Saat menggeledah rumah Eko dan MSA, polisi menemukan beberapa buku terkait napiter. Misalanya, buku berjudul Sekuntum Rosela Pelipur Lara karangan Imam Samudera, Senyuman Terakhir Sang Mujahid milik Amrozi, dan Aqidah Para Nabi dan Rasul bikinan Amman Abdurrahman.

Kasubbag Humas Kanwil Kemenkum HAM Jatim Ishadi Maja Prayitno mengungkapkan, Eko pernah ditempatkan di beberapa lapas. Pertama, Lapas Kelas I-A Surabaya, Porong.

Dia hanya 10 bulan di dalam penjara Porong. Lalu, dipindah ke Lapas Lowokwaru, Malang.

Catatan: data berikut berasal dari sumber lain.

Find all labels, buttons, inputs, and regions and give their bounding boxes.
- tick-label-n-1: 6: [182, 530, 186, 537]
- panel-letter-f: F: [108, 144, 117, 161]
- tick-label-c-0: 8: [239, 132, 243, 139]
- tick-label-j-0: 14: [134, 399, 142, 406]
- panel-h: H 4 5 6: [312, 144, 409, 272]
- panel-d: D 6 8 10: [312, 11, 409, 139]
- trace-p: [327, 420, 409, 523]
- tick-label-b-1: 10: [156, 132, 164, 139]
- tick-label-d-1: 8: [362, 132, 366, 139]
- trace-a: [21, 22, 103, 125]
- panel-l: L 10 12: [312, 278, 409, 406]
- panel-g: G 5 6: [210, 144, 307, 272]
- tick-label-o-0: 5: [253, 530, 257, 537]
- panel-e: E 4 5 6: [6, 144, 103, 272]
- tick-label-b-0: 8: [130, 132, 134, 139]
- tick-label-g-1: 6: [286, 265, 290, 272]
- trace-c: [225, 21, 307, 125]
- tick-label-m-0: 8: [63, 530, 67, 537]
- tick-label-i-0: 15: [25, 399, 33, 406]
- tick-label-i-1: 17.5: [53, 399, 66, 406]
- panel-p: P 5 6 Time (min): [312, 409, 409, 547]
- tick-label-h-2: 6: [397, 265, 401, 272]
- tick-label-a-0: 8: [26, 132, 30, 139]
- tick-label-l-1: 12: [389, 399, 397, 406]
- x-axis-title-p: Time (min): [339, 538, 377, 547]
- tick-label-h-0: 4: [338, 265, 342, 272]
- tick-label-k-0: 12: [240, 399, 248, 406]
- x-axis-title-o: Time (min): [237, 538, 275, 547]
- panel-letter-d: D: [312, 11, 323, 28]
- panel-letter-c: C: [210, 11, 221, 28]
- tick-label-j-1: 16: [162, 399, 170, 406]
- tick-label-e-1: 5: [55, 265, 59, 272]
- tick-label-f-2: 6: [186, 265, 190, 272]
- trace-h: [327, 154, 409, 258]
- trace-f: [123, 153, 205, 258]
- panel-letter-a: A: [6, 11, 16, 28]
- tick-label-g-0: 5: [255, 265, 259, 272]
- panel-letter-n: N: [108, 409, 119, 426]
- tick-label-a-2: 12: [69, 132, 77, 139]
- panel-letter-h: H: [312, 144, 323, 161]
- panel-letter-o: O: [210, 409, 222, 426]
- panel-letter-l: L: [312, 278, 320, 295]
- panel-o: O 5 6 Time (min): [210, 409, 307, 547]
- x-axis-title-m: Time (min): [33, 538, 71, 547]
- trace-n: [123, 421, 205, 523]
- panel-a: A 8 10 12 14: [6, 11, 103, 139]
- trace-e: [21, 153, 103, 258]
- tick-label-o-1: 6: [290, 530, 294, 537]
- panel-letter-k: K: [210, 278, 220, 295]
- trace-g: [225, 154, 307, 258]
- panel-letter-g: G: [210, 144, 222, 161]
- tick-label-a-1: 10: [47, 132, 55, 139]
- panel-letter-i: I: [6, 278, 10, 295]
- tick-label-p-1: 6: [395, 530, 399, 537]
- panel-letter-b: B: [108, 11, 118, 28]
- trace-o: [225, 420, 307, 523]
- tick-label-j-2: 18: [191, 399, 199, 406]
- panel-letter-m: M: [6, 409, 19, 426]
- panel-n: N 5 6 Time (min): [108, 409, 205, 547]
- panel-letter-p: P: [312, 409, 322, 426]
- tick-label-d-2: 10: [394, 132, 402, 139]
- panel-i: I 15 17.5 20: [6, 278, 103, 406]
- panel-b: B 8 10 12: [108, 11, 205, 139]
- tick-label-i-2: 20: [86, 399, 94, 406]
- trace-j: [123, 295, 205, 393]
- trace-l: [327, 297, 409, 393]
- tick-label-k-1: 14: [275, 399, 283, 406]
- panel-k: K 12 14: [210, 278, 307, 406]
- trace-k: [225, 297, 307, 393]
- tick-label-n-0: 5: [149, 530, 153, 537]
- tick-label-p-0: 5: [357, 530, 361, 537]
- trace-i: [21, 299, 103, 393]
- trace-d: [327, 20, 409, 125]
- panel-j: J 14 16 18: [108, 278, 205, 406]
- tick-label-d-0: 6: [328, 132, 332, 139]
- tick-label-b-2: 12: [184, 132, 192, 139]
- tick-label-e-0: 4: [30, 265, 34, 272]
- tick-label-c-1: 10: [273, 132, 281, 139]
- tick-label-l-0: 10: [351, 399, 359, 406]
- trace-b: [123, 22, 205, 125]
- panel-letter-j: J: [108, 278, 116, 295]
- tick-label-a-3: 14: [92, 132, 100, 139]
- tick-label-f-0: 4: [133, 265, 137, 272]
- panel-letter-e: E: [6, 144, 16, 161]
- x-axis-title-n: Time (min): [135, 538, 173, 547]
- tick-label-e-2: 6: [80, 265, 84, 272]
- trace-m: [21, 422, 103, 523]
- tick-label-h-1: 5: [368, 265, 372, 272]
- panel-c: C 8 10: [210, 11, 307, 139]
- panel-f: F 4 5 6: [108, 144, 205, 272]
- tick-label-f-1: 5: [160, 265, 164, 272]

Ishadi terkejut mendengar sepak terjang Eko setelah keluar dari penjara.

Ia mengakui, Eko sering berkomunikasi dengan beberapa napiter di Lapas Porong, Malang, dan Madiun.

"Salah satunya memang napiter bernama William Maksum. Dia narapidana teroris di Lapas Madiun," paparnya.

 


Jaringan

William merupakan napiter jaringan Abu Roban yang tewas dalam penyergapan di Lampung, Batang, Jawa Tengah, Rabu, 8 Mei 2013.Figur itulah yang disebut menjadi panglima di jaringan Abu Roban.

Dia menyuplai dana dan membuka akses persenjataan untuk kegiatan teroris jaringan Santoso di Poso. "Itu memang benar, William divonis 12 tahun penjara karena memiliki peran sebagai penghubung kepada kelompok Poso," tambah Ishadi.

Pada 2013, menurut Ishadi, William juga menempati blok napiter di Lowokwaru, Malang. Dia menduga, Eko mengenal William karena pernah tinggal di satu lapas.

William, menurut Ishadi, punya kelakuan buruk selama di Lapas Lowokwaru. Dia pernah membuat keributan pada 2015. Karena itu, William dipindahkan ke Lapas Madiun hingga sekarang.